Momentarily, he lost control of himself and hit her. That was not a symbolic slap of the kind that she had occasionally contracted before, but a serious hook. He hit her the way he would hit a mercenary that failed him.
He paid a pile of money for her treatment and another pile for the lawyers to keep him out of prison.
When discharged from hospital, Elena did not return to him. He made no attempts to find her – he understood that it was useless. He was not a wise or sensitive man, but it was finally borne in on him that they were not destined to be together.
He could not live with Elena, and he could not live without her.
He drank a lot, seized every available contract, then drank again.
Once, as he was rummaging through the Internet in search of mercenary vacancies, he stumbled on something that was his salvation, or at least, that was what he thought.
It was not quite legal, and it was going to cost him – he would have to throw away almost all of his remaining savings – but he did not think twice about it.
“Doctor, is she going to remember anything?”
“We used the mentogram that was made while she was in hospital, so, in theory, her memory will contain everything up to that moment” explained the doctor. “But the short-term memory is always actualized to a lesser degree than the more distant past.”
“I want her to forget everything that has been going on between us recently.”
“Most likely, that will be the case,” assured the doctor.
Kurt was looking at a woman which was sleeping peacefully but was about to wake up.
“She is perfect,” he said.
“I couldn’t agree more,” responded the doctor who was pleased with his work.
The clone of Elena opened her eyes.
Elena-2 saw Kurt and smiled at him.
“Darling, where am I? What happened to me?… I don’t remember anything.”
He was feasting his eyes on her and could not have enough of her. He brought her home and, unable to resists his desire, led her straight to the bedroom and started undressing her.
She was the same Elena, only younger and fresher. Her shoulder no longer bore the scar, a mark of the time when she worked as a singer in a cafе where some drunken customers once started a fistfight and she got scratched with a broken bottle.
At first, she acted shy. She lowered her eyes, but eyed him through her lashes.
Then she threw her arms around his neck.
He was not aware that he could desire a woman so much. He had not been so indefatigable even at the age of seventeen.
For a few days, they did not leave their bedroom.
After two weeks, he asked:
“Why are you smiling all the time?”
“I am happy.”
“All the time?”
“Of course. I am with you, so how can I not be happy?”
“And what if… I’m just saying, what if we quarrel?”

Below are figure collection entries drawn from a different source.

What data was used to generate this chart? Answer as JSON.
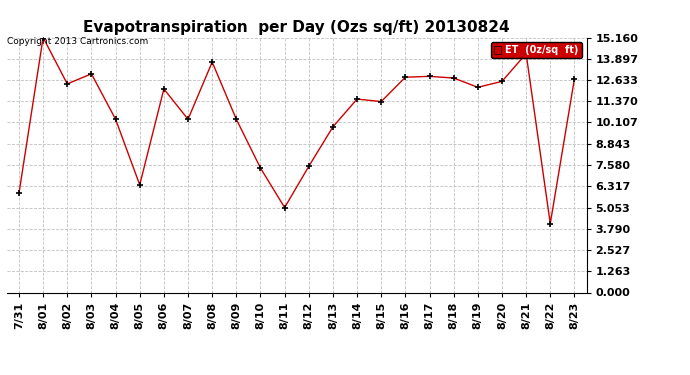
{
  "title": "Evapotranspiration  per Day (Ozs sq/ft) 20130824",
  "x_labels": [
    "7/31",
    "8/01",
    "8/02",
    "8/03",
    "8/04",
    "8/05",
    "8/06",
    "8/07",
    "8/08",
    "8/09",
    "8/10",
    "8/11",
    "8/12",
    "8/13",
    "8/14",
    "8/15",
    "8/16",
    "8/17",
    "8/18",
    "8/19",
    "8/20",
    "8/21",
    "8/22",
    "8/23"
  ],
  "y_values": [
    5.9,
    15.16,
    12.4,
    13.0,
    10.3,
    6.4,
    12.1,
    10.3,
    13.7,
    10.3,
    7.4,
    5.05,
    7.5,
    9.85,
    11.5,
    11.35,
    12.8,
    12.85,
    12.75,
    12.2,
    12.55,
    14.2,
    4.1,
    12.7
  ],
  "line_color": "#cc0000",
  "marker_color": "#000000",
  "marker_style": "+",
  "legend_label": "ET  (0z/sq  ft)",
  "legend_bg": "#cc0000",
  "legend_text_color": "#ffffff",
  "yticks": [
    0.0,
    1.263,
    2.527,
    3.79,
    5.053,
    6.317,
    7.58,
    8.843,
    10.107,
    11.37,
    12.633,
    13.897,
    15.16
  ],
  "ylim": [
    0,
    15.16
  ],
  "copyright_text": "Copyright 2013 Cartronics.com",
  "background_color": "#ffffff",
  "grid_color": "#c0c0c0",
  "title_fontsize": 11,
  "tick_fontsize": 8,
  "ytick_fontsize": 8,
  "axis_bg": "#ffffff"
}
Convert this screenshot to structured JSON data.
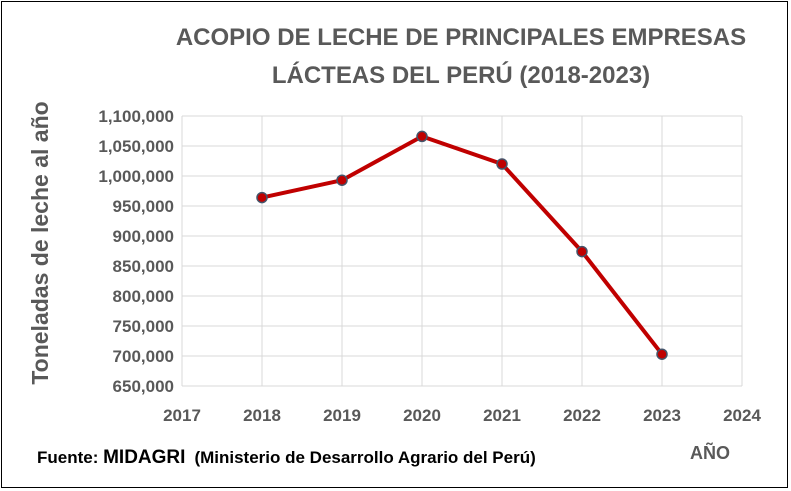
{
  "chart_data": {
    "type": "line",
    "title_lines": [
      "ACOPIO DE LECHE DE PRINCIPALES EMPRESAS",
      "LÁCTEAS DEL PERÚ (2018-2023)"
    ],
    "xlabel": "AÑO",
    "ylabel": "Toneladas de leche al año",
    "xlim": [
      2017,
      2024
    ],
    "ylim": [
      650000,
      1100000
    ],
    "x_ticks": [
      2017,
      2018,
      2019,
      2020,
      2021,
      2022,
      2023,
      2024
    ],
    "x_tick_labels": [
      "2017",
      "2018",
      "2019",
      "2020",
      "2021",
      "2022",
      "2023",
      "2024"
    ],
    "y_ticks": [
      650000,
      700000,
      750000,
      800000,
      850000,
      900000,
      950000,
      1000000,
      1050000,
      1100000
    ],
    "y_tick_labels": [
      "650,000",
      "700,000",
      "750,000",
      "800,000",
      "850,000",
      "900,000",
      "950,000",
      "1,000,000",
      "1,050,000",
      "1,100,000"
    ],
    "grid": true,
    "series": [
      {
        "x": [
          2018,
          2019,
          2020,
          2021,
          2022,
          2023
        ],
        "values": [
          964000,
          993000,
          1066000,
          1020000,
          874000,
          703000
        ],
        "line_color": "#C00000",
        "marker_fill": "#C00000",
        "marker_edge": "#44546A"
      }
    ],
    "source": {
      "prefix": "Fuente: ",
      "org": "MIDAGRI",
      "detail": "(Ministerio de Desarrollo Agrario del Perú)"
    }
  }
}
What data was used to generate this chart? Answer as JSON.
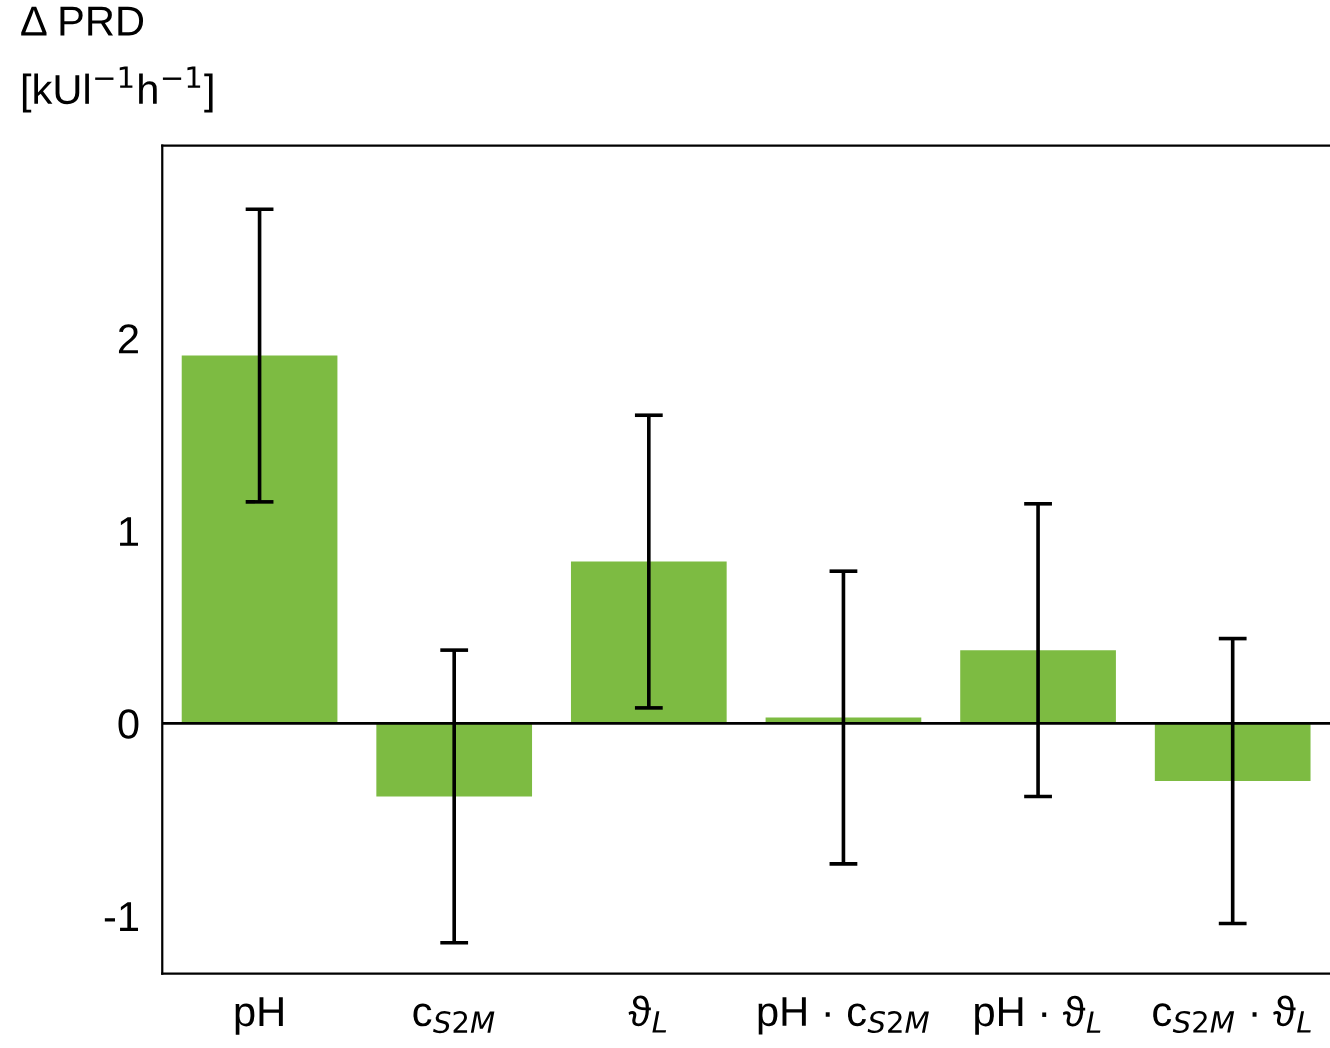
{
  "chart_data": {
    "type": "bar",
    "ylabel": "Δ PRD\n[kUl$^{−1}$h$^{−1}$]",
    "categories": [
      "pH",
      "c$_{S2M}$",
      "ϑ$_{L}$",
      "pH · c$_{S2M}$",
      "pH · ϑ$_{L}$",
      "c$_{S2M}$ · ϑ$_{L}$"
    ],
    "values": [
      1.91,
      -0.38,
      0.84,
      0.03,
      0.38,
      -0.3
    ],
    "errors": [
      0.76,
      0.76,
      0.76,
      0.76,
      0.76,
      0.74
    ],
    "color": "#7dbb42",
    "ylim": [
      -1.3,
      3.0
    ],
    "yticks": [
      -1,
      0,
      1,
      2
    ],
    "ref_lines": [
      {
        "axis": "y",
        "value": 0,
        "color": "#000000"
      }
    ],
    "grid": false
  }
}
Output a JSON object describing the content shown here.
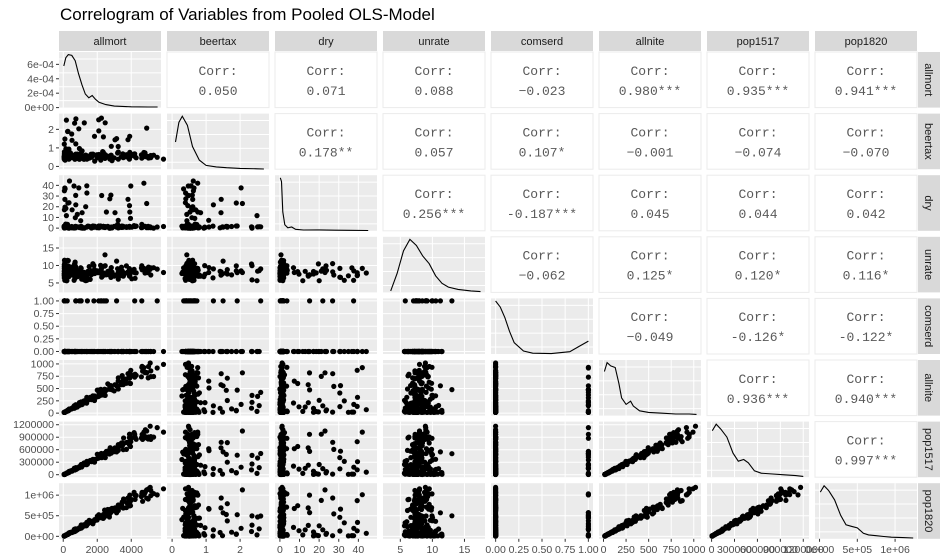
{
  "chart_data": {
    "type": "scatter",
    "title": "Correlogram of Variables from Pooled OLS-Model",
    "variables": [
      "allmort",
      "beertax",
      "dry",
      "unrate",
      "comserd",
      "allnite",
      "pop1517",
      "pop1820"
    ],
    "corr_label": "Corr:",
    "correlations": [
      [
        "",
        "0.050",
        "0.071",
        "0.088",
        "-0.023",
        "0.980***",
        "0.935***",
        "0.941***"
      ],
      [
        "",
        "",
        "0.178**",
        "0.057",
        "0.107*",
        "-0.001",
        "-0.074",
        "-0.070"
      ],
      [
        "",
        "",
        "",
        "0.256***",
        "-0.187***",
        "0.045",
        "0.044",
        "0.042"
      ],
      [
        "",
        "",
        "",
        "",
        "-0.062",
        "0.125*",
        "0.120*",
        "0.116*"
      ],
      [
        "",
        "",
        "",
        "",
        "",
        "-0.049",
        "-0.126*",
        "-0.122*"
      ],
      [
        "",
        "",
        "",
        "",
        "",
        "",
        "0.936***",
        "0.940***"
      ],
      [
        "",
        "",
        "",
        "",
        "",
        "",
        "",
        "0.997***"
      ],
      [
        "",
        "",
        "",
        "",
        "",
        "",
        "",
        ""
      ]
    ],
    "x_ticks": [
      [
        "0",
        "2000",
        "4000"
      ],
      [
        "0",
        "1",
        "2"
      ],
      [
        "0",
        "10",
        "20",
        "30",
        "40"
      ],
      [
        "5",
        "10",
        "15"
      ],
      [
        "0.00",
        "0.25",
        "0.50",
        "0.75",
        "1.00"
      ],
      [
        "0",
        "250",
        "500",
        "750",
        "1000"
      ],
      [
        "0",
        "300000",
        "600000",
        "900000",
        "1200000"
      ],
      [
        "0e+00",
        "5e+05",
        "1e+06"
      ]
    ],
    "y_ticks": [
      [
        "0e+00",
        "2e-04",
        "4e-04",
        "6e-04"
      ],
      [
        "0",
        "1",
        "2"
      ],
      [
        "0",
        "10",
        "20",
        "30",
        "40"
      ],
      [
        "5",
        "10",
        "15"
      ],
      [
        "0.00",
        "0.25",
        "0.50",
        "0.75",
        "1.00"
      ],
      [
        "0",
        "250",
        "500",
        "750",
        "1000"
      ],
      [
        "0",
        "300000",
        "600000",
        "900000",
        "1200000"
      ],
      [
        "0e+00",
        "5e+05",
        "1e+06"
      ]
    ],
    "ranges": [
      [
        -250,
        5750
      ],
      [
        -0.15,
        2.85
      ],
      [
        -2.5,
        49.5
      ],
      [
        2.3,
        18.2
      ],
      [
        -0.05,
        1.05
      ],
      [
        -50,
        1080
      ],
      [
        -60000,
        1275000
      ],
      [
        -60000,
        1290000
      ]
    ],
    "ytick_values": [
      [
        0,
        0.0002,
        0.0004,
        0.0006
      ],
      [
        0,
        1,
        2
      ],
      [
        0,
        10,
        20,
        30,
        40
      ],
      [
        5,
        10,
        15
      ],
      [
        0,
        0.25,
        0.5,
        0.75,
        1
      ],
      [
        0,
        250,
        500,
        750,
        1000
      ],
      [
        0,
        300000,
        600000,
        900000,
        1200000
      ],
      [
        0,
        500000,
        1000000
      ]
    ],
    "xtick_values": [
      [
        0,
        2000,
        4000
      ],
      [
        0,
        1,
        2
      ],
      [
        0,
        10,
        20,
        30,
        40
      ],
      [
        5,
        10,
        15
      ],
      [
        0,
        0.25,
        0.5,
        0.75,
        1
      ],
      [
        0,
        250,
        500,
        750,
        1000
      ],
      [
        0,
        300000,
        600000,
        900000,
        1200000
      ],
      [
        0,
        500000,
        1000000
      ]
    ],
    "diag_density_range": [
      0,
      0.00072
    ],
    "densities": [
      [
        [
          30,
          0.00055
        ],
        [
          150,
          0.00066
        ],
        [
          300,
          0.0007
        ],
        [
          500,
          0.00069
        ],
        [
          700,
          0.00062
        ],
        [
          900,
          0.00045
        ],
        [
          1100,
          0.0003
        ],
        [
          1300,
          0.00018
        ],
        [
          1500,
          0.00013
        ],
        [
          1700,
          0.00016
        ],
        [
          1900,
          0.00011
        ],
        [
          2100,
          7e-05
        ],
        [
          2500,
          4e-05
        ],
        [
          3000,
          2e-05
        ],
        [
          4000,
          1e-05
        ],
        [
          5000,
          8e-06
        ],
        [
          5550,
          8e-06
        ]
      ],
      [
        [
          0.1,
          0.36
        ],
        [
          0.2,
          0.62
        ],
        [
          0.3,
          0.7
        ],
        [
          0.45,
          0.58
        ],
        [
          0.6,
          0.3
        ],
        [
          0.8,
          0.12
        ],
        [
          1.0,
          0.05
        ],
        [
          1.3,
          0.03
        ],
        [
          1.6,
          0.02
        ],
        [
          2.0,
          0.01
        ],
        [
          2.5,
          0.005
        ],
        [
          2.7,
          0.003
        ]
      ],
      [
        [
          0.2,
          0.7
        ],
        [
          0.8,
          0.65
        ],
        [
          1.5,
          0.25
        ],
        [
          2.5,
          0.08
        ],
        [
          4,
          0.04
        ],
        [
          6,
          0.05
        ],
        [
          8,
          0.02
        ],
        [
          12,
          0.01
        ],
        [
          20,
          0.012
        ],
        [
          28,
          0.008
        ],
        [
          35,
          0.006
        ],
        [
          45,
          0.004
        ]
      ],
      [
        [
          3.5,
          0.02
        ],
        [
          4.5,
          0.25
        ],
        [
          5.5,
          0.55
        ],
        [
          6.5,
          0.7
        ],
        [
          7.5,
          0.62
        ],
        [
          8.5,
          0.48
        ],
        [
          9.5,
          0.38
        ],
        [
          10.5,
          0.22
        ],
        [
          11.5,
          0.12
        ],
        [
          12.5,
          0.07
        ],
        [
          14,
          0.04
        ],
        [
          16,
          0.02
        ],
        [
          17.5,
          0.01
        ]
      ],
      [
        [
          0,
          0.7
        ],
        [
          0.05,
          0.62
        ],
        [
          0.1,
          0.48
        ],
        [
          0.15,
          0.3
        ],
        [
          0.2,
          0.15
        ],
        [
          0.3,
          0.04
        ],
        [
          0.4,
          0.01
        ],
        [
          0.6,
          0.005
        ],
        [
          0.8,
          0.03
        ],
        [
          0.9,
          0.1
        ],
        [
          1.0,
          0.17
        ]
      ],
      [
        [
          10,
          0.55
        ],
        [
          40,
          0.66
        ],
        [
          80,
          0.62
        ],
        [
          130,
          0.6
        ],
        [
          170,
          0.4
        ],
        [
          200,
          0.22
        ],
        [
          250,
          0.14
        ],
        [
          300,
          0.18
        ],
        [
          330,
          0.12
        ],
        [
          400,
          0.06
        ],
        [
          500,
          0.04
        ],
        [
          650,
          0.03
        ],
        [
          800,
          0.02
        ],
        [
          950,
          0.02
        ],
        [
          1030,
          0.015
        ]
      ],
      [
        [
          10000,
          0.58
        ],
        [
          60000,
          0.66
        ],
        [
          120000,
          0.6
        ],
        [
          200000,
          0.5
        ],
        [
          280000,
          0.3
        ],
        [
          350000,
          0.2
        ],
        [
          420000,
          0.22
        ],
        [
          480000,
          0.18
        ],
        [
          560000,
          0.08
        ],
        [
          650000,
          0.05
        ],
        [
          800000,
          0.04
        ],
        [
          950000,
          0.03
        ],
        [
          1100000,
          0.02
        ],
        [
          1200000,
          0.01
        ]
      ],
      [
        [
          10000,
          0.6
        ],
        [
          60000,
          0.68
        ],
        [
          120000,
          0.62
        ],
        [
          200000,
          0.5
        ],
        [
          280000,
          0.3
        ],
        [
          350000,
          0.18
        ],
        [
          420000,
          0.16
        ],
        [
          500000,
          0.14
        ],
        [
          580000,
          0.07
        ],
        [
          650000,
          0.05
        ],
        [
          750000,
          0.04
        ],
        [
          850000,
          0.03
        ],
        [
          950000,
          0.02
        ],
        [
          1100000,
          0.015
        ],
        [
          1240000,
          0.01
        ]
      ]
    ],
    "grid": true,
    "legend": "none"
  },
  "colors": {
    "panel_background": "#ebebeb",
    "grid_major": "#ffffff",
    "strip_background": "#d9d9d9",
    "points": "#000000",
    "corr_text": "#595959",
    "tick_text": "#4d4d4d"
  }
}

A shadow of alarm flitted across her beautiful face.
“How? Why quarrel?”
“What if I bawl you out?”
She was horrified.
“Darling, are you angry with me? Prey, tell me what I’m doing wrong. Maybe, I cook badly or you don’t like the way I am dressed?… How stupid I am! You have such a hard job, you’re all strung up, and here I am annoying you. Forgive me, sweetheart!”
That night he went to the city and got drunk in a bar.
Not only he did not love her now – he had grown to hate her. He hated her perpetual loving gaze, her smile, her endearment.
He loved the other one – that first Elena who had been mocking him, driving him mad and cheating on him with a pizza delivery boy.
In his mail, a few proposals in his line of work had piled up. He picked the most dangerous tour.
He woke out of his trance.
He was standing on a path beside the house of his florist neighbor. His face was wet with raindrops – it must have been drizzling for some time already.
He was overwhelmed by burning shame. How could he treat her so? OK, she was a clone, so what? She was a beautiful woman, a perfection! He loved her and none but her – not the former wayward broad whom he hardly remembered.
She had come to love him, too, and he had failed to appreciate that. He had rejected her and had known no better than to sign a deadly contract and return home an invalid.
“Swine! What a swine I am!”
Could she ever forgive him?
Only then he noticed that the neighbor was watching him from the orangery.
Kurt assumed the most amiable expression and waived to the man.
“Hello! Can I ask you a huge favor? You see, I’ve had a little fight with my wife…”
There was a cab standing beside his house. “Has someone come to visit us? Can it be Margo?” he thought, puzzled.
He entered, carrying a beautiful bouquet of roses.
Elena, dressed for a journey, was standing in the hallway, with a large suitcase in her hand.